Our GPS lands where Hope Memorial Bridge crosses Scranton Flats, in the second dip of the Cuyahoga River roller coaster. For almost a century, five miles of steel-lined shipping channel allowed room for freighters to haul iron, limestone and coal for insatiable manufacturing industries.

Between 1970 and 2010, fish population over the five-mile stretch increased.
From not one single fish.
To 52 species of fish. Cleaning up toxic waste and restoring a natural shoreline, thanks to people like our Cache Owner, now delivers the visual splendor of fall prairie before our eyes.
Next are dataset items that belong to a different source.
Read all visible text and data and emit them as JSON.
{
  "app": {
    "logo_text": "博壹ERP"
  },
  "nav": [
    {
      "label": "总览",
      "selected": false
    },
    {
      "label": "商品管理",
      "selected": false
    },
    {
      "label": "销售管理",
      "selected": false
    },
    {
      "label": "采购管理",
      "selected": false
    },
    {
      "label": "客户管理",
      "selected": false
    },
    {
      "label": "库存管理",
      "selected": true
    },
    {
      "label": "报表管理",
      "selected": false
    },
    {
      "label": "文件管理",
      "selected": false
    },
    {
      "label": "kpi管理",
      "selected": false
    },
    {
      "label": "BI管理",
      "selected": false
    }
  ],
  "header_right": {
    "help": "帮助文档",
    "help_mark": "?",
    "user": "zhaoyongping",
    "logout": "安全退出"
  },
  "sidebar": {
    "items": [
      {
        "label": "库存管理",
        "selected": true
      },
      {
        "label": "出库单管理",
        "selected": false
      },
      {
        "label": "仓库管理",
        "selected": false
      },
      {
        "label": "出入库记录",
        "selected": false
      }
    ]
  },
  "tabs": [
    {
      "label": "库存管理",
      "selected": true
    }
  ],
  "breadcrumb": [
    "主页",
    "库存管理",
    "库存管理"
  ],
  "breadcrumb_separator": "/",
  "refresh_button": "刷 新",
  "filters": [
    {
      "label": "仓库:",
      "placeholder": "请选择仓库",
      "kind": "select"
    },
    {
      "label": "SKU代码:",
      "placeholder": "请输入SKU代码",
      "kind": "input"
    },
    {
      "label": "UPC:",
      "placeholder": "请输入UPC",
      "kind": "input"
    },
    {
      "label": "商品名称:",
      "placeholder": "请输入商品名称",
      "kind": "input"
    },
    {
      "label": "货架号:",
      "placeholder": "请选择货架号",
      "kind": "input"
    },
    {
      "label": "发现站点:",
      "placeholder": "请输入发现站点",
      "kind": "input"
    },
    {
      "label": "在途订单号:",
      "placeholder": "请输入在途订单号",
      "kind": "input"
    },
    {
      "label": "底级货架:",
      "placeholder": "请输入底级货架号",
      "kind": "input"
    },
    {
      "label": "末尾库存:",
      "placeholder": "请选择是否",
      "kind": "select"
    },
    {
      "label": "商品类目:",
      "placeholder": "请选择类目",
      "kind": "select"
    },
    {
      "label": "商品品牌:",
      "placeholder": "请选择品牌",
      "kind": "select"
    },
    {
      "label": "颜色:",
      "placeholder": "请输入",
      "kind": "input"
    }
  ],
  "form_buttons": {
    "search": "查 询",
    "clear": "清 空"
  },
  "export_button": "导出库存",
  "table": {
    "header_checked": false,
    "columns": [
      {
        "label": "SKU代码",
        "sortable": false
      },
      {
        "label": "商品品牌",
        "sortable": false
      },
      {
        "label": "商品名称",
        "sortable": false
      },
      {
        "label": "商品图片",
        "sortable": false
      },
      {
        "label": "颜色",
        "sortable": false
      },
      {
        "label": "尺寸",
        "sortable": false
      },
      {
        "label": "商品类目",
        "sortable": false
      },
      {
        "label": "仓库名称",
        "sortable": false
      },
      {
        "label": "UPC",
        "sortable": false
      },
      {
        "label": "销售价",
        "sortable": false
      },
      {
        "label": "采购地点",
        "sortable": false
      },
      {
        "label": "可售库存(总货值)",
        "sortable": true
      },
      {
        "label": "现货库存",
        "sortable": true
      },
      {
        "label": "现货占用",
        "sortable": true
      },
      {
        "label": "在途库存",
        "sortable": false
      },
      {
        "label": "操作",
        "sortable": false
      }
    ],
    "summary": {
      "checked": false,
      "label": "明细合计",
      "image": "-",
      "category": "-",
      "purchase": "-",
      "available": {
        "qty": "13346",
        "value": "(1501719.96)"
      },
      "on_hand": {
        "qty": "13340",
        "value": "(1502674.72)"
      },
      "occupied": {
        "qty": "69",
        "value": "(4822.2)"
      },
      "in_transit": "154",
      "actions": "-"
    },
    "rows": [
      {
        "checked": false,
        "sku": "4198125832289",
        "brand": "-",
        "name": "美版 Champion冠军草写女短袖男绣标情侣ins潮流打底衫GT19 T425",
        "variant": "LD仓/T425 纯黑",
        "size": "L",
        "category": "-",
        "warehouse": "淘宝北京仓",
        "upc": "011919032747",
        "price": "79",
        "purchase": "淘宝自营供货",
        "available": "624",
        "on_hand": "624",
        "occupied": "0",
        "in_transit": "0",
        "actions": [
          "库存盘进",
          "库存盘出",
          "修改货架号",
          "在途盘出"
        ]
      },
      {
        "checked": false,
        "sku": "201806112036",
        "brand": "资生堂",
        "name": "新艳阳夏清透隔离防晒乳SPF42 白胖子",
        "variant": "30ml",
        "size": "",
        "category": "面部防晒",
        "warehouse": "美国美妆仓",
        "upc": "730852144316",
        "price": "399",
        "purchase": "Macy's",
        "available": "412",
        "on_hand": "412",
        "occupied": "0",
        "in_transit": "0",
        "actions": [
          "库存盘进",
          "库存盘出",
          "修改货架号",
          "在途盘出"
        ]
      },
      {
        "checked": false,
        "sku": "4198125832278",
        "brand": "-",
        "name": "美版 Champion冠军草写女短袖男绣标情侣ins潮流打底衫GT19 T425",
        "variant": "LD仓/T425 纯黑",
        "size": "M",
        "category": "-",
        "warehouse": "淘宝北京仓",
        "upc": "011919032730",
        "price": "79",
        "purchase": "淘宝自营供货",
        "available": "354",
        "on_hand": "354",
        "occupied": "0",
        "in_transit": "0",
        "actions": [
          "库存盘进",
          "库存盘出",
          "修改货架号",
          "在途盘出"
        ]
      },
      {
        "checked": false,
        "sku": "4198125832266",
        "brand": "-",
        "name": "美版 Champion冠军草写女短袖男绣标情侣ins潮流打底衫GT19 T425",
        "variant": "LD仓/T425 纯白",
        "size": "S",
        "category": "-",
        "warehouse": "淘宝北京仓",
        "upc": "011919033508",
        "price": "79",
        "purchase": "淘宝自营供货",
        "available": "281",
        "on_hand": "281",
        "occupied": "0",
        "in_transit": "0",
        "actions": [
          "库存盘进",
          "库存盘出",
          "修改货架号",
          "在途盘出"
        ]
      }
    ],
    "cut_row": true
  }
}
But for the cache. Where is the geotrail? When we mention a geotrail, we mean a loosely defined, perhaps somewhat undefined, possibly totally undefined path made by previous cachers toward a cache. Or possibly not toward a cache, if the blind are leading the blind. In that circumstance, only under-the-breath mutters are permitted.

This geotrail was right on. Thank you, cachers, brave scout, and log signer. Don’t forget to wipe off the poison ivy.

And thank you, Great Artist, and all assistants, for the fall banquet of color served up here.